In 2012, Jing returned to China, where she was named professor and chair of the viola department at Xiamen University. In 2014 she released her first CD album, "Kulangsu: Through the Strings of Time," which included works of Bach, Paganini, Saint-Saens, Schumann and Sarasate. In 2015, she began touring as a soloist, performing in the Shanghai Concert Hall and other major venues around the world. In 2016, she established the Jing & Friends crossover band, and in 2017 she recorded a single with the punk band Collapsing Scenery. In 2021, Warner Beijing Label released her electronic music single "New World." In 2024, she moved to the United States. She now lives in Princeton, New Jersey, and is president of the Chinese String Musicians Association and a member of U.S.-China Young Leaders' Forum.
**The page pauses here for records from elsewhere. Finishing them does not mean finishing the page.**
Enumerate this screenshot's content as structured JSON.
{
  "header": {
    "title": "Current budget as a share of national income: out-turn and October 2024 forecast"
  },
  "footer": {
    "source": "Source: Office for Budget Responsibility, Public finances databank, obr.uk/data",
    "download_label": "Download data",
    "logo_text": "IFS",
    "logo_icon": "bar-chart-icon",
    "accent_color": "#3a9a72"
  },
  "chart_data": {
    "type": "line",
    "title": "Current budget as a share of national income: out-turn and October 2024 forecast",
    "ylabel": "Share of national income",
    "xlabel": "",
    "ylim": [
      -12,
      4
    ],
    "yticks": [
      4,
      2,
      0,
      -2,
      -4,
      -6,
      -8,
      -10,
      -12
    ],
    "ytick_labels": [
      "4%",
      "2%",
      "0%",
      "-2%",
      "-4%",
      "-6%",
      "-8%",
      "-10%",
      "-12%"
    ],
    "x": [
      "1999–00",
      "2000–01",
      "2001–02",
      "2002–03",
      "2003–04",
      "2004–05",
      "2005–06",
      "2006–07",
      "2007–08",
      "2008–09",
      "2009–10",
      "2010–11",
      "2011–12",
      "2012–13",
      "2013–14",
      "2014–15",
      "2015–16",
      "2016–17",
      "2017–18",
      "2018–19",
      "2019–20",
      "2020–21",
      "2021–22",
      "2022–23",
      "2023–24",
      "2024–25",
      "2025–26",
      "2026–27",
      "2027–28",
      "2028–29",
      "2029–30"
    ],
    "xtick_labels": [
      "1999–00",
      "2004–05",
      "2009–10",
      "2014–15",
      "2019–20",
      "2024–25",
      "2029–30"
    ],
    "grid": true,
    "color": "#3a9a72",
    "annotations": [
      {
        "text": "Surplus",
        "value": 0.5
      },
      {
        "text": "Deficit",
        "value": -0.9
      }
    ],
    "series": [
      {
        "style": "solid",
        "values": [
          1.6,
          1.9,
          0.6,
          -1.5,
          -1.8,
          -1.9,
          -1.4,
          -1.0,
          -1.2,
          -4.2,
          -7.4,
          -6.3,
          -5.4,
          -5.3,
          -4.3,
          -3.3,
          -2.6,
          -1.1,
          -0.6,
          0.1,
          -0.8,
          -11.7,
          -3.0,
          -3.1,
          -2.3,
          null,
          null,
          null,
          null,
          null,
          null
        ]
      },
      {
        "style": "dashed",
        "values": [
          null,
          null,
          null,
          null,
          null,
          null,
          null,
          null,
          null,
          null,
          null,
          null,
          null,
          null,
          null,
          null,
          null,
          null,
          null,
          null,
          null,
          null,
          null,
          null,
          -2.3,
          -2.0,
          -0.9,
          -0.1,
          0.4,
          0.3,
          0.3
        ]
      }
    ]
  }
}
==Five-String Soprano Viola==

In 2016, Jing began playing on a custom five-string soprano viola. In 2017 the Chinese composer Li Zili composed the first concerto for five-string viola and orchestra, the "Peace Concerto", which Yang premiered as a soloist with the Xiamen Philharmonic on August 25, 2017, in a concert held by the Chinese government in honor of the 2017 BRICS Summit in Xiamen.

==Prizes==
Jing won first prize at the Arthur Bliss Works Competition in England, second prize at the Lionel Tertis International Viola Competition, and third prize at the Bled Viola International Competition in Slovenia. She won the prize for "Best Interpretation of a Contemporary Work" at the International Bodensee Music Competition.